According to new figures released by the Office of National Statistics (ONS) last week, there were an estimated 726 deaths of homeless people in England and Wales registered in 2018. It represents a 22 per cent increase, which is the largest rise since the figures began in 2013.
The ONS said a key driver of the change is the number of deaths related to drug poisonings, which are up by 55 per cent.
Rev Mike Long, Minister of Notting Hill Methodist Church and Chair of Shelter's Commission, called 'A Vision for Social Housing', said: "These deaths represent the tragic tip of the iceberg in terms of the suffering that homelessness causes.
"Hundreds of thousands of people are classed as homeless in Britain today, having to cope with 'temporary' accommodation that in many cases is harmful to physical and mental health. This makes no economic sense nor is it morally acceptable."

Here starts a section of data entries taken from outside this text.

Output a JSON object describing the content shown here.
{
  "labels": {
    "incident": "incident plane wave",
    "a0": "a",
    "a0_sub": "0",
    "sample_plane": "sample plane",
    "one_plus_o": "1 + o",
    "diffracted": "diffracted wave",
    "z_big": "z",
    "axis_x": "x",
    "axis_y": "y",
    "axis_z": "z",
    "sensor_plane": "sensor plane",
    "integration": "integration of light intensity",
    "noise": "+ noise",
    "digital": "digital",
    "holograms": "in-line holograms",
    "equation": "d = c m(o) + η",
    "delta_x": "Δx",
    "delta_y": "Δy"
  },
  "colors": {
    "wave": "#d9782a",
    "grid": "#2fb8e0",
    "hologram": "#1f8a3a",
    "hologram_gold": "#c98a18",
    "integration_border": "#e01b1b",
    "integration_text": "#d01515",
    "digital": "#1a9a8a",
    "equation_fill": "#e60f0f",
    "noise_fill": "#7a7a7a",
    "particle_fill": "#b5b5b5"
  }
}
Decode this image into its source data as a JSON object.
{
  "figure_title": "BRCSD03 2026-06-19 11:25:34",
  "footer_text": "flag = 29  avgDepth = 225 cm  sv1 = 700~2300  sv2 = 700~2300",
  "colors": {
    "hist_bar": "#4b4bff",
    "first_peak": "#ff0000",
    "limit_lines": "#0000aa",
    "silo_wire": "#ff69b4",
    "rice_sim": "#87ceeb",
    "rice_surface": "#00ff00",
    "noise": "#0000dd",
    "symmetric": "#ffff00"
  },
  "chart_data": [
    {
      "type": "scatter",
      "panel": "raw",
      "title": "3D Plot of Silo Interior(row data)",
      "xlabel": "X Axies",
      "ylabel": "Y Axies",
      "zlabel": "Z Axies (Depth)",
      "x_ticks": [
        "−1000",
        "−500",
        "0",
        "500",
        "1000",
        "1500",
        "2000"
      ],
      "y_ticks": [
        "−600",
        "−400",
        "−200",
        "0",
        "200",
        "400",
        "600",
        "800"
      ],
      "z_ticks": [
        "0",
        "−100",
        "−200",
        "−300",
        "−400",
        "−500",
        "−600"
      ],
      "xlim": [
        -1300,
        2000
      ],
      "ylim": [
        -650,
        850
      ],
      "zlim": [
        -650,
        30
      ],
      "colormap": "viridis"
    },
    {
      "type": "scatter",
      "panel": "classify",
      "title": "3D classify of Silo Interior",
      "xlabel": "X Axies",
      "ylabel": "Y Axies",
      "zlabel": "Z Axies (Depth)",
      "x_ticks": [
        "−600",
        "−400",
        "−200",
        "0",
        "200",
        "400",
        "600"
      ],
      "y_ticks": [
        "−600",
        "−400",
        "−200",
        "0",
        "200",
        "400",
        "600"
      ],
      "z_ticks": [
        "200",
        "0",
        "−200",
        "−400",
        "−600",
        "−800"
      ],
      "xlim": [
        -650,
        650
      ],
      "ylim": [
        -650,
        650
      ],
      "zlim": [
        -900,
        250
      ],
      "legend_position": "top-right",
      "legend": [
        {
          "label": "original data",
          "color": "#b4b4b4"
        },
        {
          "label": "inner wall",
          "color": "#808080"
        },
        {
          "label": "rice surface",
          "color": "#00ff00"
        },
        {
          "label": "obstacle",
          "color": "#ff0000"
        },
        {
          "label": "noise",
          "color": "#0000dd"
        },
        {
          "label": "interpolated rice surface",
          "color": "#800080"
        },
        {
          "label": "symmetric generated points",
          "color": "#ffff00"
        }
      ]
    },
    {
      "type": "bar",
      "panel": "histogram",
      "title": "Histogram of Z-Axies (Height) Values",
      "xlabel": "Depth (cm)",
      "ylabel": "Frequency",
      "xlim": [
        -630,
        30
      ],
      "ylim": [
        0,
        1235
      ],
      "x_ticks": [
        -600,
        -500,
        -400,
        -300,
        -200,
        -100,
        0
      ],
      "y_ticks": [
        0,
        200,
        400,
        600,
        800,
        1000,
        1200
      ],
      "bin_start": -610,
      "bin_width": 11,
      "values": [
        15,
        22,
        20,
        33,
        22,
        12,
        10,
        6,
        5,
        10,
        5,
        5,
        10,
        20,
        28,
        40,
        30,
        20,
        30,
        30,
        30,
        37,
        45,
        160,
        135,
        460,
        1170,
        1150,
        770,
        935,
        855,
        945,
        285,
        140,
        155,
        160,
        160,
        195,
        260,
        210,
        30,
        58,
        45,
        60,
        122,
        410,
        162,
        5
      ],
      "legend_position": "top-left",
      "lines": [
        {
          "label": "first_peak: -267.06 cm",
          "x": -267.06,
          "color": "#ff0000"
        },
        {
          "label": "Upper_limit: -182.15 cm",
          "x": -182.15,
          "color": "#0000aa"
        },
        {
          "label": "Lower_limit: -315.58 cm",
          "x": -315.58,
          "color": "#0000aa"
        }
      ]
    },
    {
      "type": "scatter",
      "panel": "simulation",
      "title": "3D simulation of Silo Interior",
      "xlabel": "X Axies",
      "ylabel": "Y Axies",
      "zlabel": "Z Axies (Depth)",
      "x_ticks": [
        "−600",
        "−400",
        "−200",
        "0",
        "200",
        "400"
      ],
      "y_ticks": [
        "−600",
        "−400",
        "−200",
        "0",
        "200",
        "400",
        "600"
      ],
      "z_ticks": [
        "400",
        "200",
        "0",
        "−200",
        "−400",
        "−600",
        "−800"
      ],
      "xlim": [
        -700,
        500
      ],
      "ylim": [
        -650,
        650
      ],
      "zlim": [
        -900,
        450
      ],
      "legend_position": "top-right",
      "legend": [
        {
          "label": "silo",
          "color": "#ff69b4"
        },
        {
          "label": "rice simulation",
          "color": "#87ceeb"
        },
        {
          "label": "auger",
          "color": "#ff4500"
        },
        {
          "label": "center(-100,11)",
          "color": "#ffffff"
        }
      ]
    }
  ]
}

Roger Clark, CEO of West London Mission (WLM), which has supported thousands of homeless and vulnerable people since 1887, called the issue "an absolute scandal".
He added: "Those that have passed must not be forgotten for whom they were and their legacy must be action."
At WLM, a range of services prevent homelessness through helping people to make changes in their lives.
"At present we are focused on getting our centre at Seymour Place, Marylebone refurbished and relaunched to give people a route off the street which isn't paying the ultimate price," Clark said.
In Greater Manchester, a Christian program called 'A Bed Every Night' aims to prevent homelessness due to termination of tenancies.
Rev Ian Rutherford, City Centre Minister at Methodist Central Hall, Manchester said: "We aid recovery by helping individuals to work towards independence and ultimately reconnecting with their potential.
"This is achieved by giving, for example, opportunities for employment, volunteering, training and education."
Paul Morrison, policy adviser for the Joint Public Issues Team, commended the Church for its role in tackling homelessness but said it can't do it alone and the government should step up.
"It is fantastic that churches are responding to the increasing need, but in the long term we need radical policy change to ensure that family's incomes and rents can meet," he said.